The Ringed City is a bit of a paradox to me. The first DLC, Ashes of Ariandel felt so lonely, it overwhelmed you with the ruins and snow flats. It really felt like you against the wilderness. This time though, it’s different; this in very many ways is all about verticality. You’re constantly trying to get down, but there’s some literal leaps of faith you need to make, as previously the game has always taught you “falling is bad”.

Dark Souls has always been strong in its environmental lessons. It doesn’t necessarily teach you directly, but you learn about the game through the mechanics. Coming into this DLC you need to make a large leap into the snow (or ash, one of the two) and you realise you don’t take damage. That’s the first lesson and the most important, that’s when you know that you need to throw some of your preconceptions out the window.

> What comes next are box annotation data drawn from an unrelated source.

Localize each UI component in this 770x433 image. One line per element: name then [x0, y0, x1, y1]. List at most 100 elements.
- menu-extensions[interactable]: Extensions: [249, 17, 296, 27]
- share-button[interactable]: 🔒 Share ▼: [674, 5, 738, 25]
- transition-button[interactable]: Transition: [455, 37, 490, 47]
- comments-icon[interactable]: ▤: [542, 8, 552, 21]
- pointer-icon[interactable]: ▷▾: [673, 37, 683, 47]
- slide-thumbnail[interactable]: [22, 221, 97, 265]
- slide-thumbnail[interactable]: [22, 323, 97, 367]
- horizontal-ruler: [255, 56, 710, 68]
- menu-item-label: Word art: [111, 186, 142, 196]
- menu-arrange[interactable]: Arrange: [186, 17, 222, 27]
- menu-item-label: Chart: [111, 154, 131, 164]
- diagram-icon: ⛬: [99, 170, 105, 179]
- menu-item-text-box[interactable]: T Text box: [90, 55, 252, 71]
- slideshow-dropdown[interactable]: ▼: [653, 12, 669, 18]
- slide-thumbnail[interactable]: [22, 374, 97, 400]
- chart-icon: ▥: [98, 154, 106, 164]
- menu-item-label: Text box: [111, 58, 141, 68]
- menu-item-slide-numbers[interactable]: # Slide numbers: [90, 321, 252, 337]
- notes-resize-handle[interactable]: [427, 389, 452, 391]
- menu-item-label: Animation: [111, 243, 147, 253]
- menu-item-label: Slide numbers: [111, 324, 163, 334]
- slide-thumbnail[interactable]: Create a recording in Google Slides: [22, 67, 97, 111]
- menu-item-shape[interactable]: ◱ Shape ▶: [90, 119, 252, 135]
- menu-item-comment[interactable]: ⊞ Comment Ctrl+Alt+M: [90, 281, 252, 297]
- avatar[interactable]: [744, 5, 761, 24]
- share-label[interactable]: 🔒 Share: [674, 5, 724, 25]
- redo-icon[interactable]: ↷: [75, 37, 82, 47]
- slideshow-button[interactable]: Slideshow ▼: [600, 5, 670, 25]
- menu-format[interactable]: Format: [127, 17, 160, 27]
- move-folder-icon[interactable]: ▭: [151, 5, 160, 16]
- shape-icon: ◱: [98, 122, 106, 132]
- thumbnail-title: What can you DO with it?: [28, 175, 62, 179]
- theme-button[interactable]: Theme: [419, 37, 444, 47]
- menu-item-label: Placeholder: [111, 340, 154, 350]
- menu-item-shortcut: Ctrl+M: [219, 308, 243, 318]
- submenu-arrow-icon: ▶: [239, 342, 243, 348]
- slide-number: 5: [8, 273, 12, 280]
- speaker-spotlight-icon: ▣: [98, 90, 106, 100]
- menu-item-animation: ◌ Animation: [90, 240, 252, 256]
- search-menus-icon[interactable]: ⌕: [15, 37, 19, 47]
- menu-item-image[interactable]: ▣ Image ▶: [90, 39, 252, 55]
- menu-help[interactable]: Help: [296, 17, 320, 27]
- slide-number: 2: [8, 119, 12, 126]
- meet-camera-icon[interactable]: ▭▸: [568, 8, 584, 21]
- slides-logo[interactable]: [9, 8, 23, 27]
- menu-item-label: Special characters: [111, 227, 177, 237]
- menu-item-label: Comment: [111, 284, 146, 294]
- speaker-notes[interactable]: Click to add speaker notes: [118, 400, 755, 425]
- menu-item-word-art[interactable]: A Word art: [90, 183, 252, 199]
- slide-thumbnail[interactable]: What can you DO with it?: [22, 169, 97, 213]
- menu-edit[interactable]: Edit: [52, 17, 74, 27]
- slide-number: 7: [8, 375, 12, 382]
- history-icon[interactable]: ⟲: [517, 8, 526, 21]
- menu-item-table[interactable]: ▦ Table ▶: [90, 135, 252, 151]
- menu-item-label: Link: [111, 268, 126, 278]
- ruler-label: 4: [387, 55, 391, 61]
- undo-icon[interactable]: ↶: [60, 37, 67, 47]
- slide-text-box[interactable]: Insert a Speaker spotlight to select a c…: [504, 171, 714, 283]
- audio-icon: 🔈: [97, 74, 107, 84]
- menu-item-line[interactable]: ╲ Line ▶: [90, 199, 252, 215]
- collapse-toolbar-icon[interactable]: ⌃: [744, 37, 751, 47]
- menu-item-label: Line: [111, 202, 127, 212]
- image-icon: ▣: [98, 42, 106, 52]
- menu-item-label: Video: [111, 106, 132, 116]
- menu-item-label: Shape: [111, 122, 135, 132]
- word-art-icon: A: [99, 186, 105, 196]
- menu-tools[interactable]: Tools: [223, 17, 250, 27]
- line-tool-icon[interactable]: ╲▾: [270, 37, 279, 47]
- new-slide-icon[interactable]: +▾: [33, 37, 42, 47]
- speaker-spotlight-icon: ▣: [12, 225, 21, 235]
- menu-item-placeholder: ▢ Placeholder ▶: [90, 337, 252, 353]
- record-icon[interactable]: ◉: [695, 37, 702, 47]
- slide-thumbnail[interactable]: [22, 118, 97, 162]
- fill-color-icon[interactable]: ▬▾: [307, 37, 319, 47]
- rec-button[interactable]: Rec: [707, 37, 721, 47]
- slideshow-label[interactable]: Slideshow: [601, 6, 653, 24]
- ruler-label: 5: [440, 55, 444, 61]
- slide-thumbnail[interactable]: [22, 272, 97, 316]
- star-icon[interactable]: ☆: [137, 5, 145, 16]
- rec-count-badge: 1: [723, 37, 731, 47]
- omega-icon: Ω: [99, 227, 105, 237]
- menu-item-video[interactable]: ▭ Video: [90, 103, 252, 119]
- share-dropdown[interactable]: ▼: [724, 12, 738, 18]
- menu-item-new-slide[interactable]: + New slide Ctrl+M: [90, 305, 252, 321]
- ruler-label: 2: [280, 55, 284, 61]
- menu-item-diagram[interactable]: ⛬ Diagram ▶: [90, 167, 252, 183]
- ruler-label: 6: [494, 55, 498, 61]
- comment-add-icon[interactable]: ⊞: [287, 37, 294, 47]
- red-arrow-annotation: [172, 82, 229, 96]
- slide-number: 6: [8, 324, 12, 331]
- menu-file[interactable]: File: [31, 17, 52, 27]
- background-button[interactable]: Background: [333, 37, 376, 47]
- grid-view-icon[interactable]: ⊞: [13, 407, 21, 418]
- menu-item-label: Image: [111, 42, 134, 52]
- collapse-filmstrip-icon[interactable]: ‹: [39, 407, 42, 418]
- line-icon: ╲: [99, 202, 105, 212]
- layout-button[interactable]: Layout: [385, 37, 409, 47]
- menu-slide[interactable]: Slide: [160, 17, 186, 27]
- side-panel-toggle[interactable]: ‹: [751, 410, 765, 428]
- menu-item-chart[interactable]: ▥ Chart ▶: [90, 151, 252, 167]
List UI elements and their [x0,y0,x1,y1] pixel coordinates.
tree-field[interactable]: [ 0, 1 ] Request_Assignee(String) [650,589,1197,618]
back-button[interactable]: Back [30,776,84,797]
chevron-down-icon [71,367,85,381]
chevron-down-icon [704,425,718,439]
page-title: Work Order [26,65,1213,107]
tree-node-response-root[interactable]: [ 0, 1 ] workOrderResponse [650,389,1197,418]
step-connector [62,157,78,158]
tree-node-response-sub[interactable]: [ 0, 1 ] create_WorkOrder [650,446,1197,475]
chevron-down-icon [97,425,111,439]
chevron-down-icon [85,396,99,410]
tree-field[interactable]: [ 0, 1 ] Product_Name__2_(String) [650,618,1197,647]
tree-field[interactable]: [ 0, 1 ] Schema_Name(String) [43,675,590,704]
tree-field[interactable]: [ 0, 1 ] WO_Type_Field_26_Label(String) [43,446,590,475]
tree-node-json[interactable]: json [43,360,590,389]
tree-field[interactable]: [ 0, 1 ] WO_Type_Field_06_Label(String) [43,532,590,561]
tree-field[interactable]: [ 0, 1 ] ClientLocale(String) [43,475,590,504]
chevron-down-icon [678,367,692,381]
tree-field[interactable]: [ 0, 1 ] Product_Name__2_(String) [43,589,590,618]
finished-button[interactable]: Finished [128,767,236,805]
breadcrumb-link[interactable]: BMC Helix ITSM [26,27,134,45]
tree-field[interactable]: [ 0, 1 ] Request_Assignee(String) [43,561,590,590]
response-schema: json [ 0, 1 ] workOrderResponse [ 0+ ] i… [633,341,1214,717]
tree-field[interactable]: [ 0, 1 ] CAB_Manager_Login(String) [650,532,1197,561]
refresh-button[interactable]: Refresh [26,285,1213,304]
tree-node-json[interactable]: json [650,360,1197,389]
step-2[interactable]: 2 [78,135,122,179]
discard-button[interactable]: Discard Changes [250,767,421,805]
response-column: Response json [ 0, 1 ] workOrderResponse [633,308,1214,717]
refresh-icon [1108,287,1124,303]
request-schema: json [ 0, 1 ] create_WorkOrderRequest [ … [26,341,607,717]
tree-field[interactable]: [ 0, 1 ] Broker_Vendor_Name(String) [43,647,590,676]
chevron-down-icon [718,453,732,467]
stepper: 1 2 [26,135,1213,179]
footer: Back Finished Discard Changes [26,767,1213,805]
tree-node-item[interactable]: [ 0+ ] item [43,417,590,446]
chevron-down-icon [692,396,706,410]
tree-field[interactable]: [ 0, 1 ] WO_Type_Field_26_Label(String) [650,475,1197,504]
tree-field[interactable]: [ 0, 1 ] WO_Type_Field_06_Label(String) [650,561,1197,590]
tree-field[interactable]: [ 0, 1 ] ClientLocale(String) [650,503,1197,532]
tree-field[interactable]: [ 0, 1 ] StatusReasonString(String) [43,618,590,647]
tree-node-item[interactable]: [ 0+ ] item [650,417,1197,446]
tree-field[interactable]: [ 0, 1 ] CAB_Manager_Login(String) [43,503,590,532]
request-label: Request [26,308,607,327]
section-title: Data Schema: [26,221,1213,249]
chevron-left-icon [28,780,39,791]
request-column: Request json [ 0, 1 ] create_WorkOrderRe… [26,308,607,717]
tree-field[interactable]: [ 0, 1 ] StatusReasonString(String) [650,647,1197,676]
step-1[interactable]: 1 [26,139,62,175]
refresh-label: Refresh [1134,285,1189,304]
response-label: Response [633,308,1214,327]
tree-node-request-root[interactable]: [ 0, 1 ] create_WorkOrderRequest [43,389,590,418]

Next, you move down a ramp and a hoard of cursed knights, all twisted and broken, crawling in a desperate attempt to take you out. This is another lesson. There’s a lot of enemies and they don’t give many souls when they die; they’re almost more trouble than they’re worth. That’s the second lesson: maybe it’s worthwhile avoiding enemies.

This is where the game tricks you. It knows you want that treasure, and you’re going to go get it, but it causes you to start falling into a ruined church, again, massive fall, no damage taken. Reinforcing the lesson. More of those same enemies, just there to annoy you more than harm you. Reinforcing the lesson. You turn the corner and suddenly there’s a new threat, turning the game on its head again; a giant angel-like creature, happy to assault you with a slew of light rays at my person. The only option is to sprint and hide away, because you can’t even target the angel, let alone hurt it.

As you continue to move through, there’s more of these lessons given. More falling, but only onto the ash to avoid damage, huge amounts of enemies that should be avoided, as they don’t really follow you. I get a bit lost, but I make my way to a bonfire; safety. The next scene is interesting too, very non-Dark Souls. Not only are you avoiding two angels launching rays at you, but you’re also lost in a giant swamp so you’ve got to move quickly or you’re going to get poisoned. Everything now is screaming “rush along”, but honestly it’s actually a trick. In truth, the game wants you to look around and find refuge, because there’s only one way to stop those giant angels, and you do need to stop them. Hidden away in these areas in a grotesque butterfly-like creature, and killing it causes the angels to disappear.

It’s funny, because you need to make long runs across open swamp, and across undefended tree roots. You’re either going to take a lot of hits and hope to whatever god may be that you survive, or you’re hunting down the way to stop the angels. That’s the only two options. Getting past all of this leads to the boss, down an incredibly large drop, just to make sure you’ve learned. I won’t talk about the boss though, partially because it completely wrecked me, and partially because that’s the big experience for you to have.

As I said this DLC feels very un-Dark Souls. Skipping enemies, falling down long drops, running for your life from unkillable enemies. I’m interesting, absolutely, and perhaps a more cynical me would wonder if they’re trying something crazy new because it’s the final DLC and they want to see the reaction to these changes for say, a new game in the series. Either way, The Ringed City is quite interesting, and I look forward to trying to more on March 28.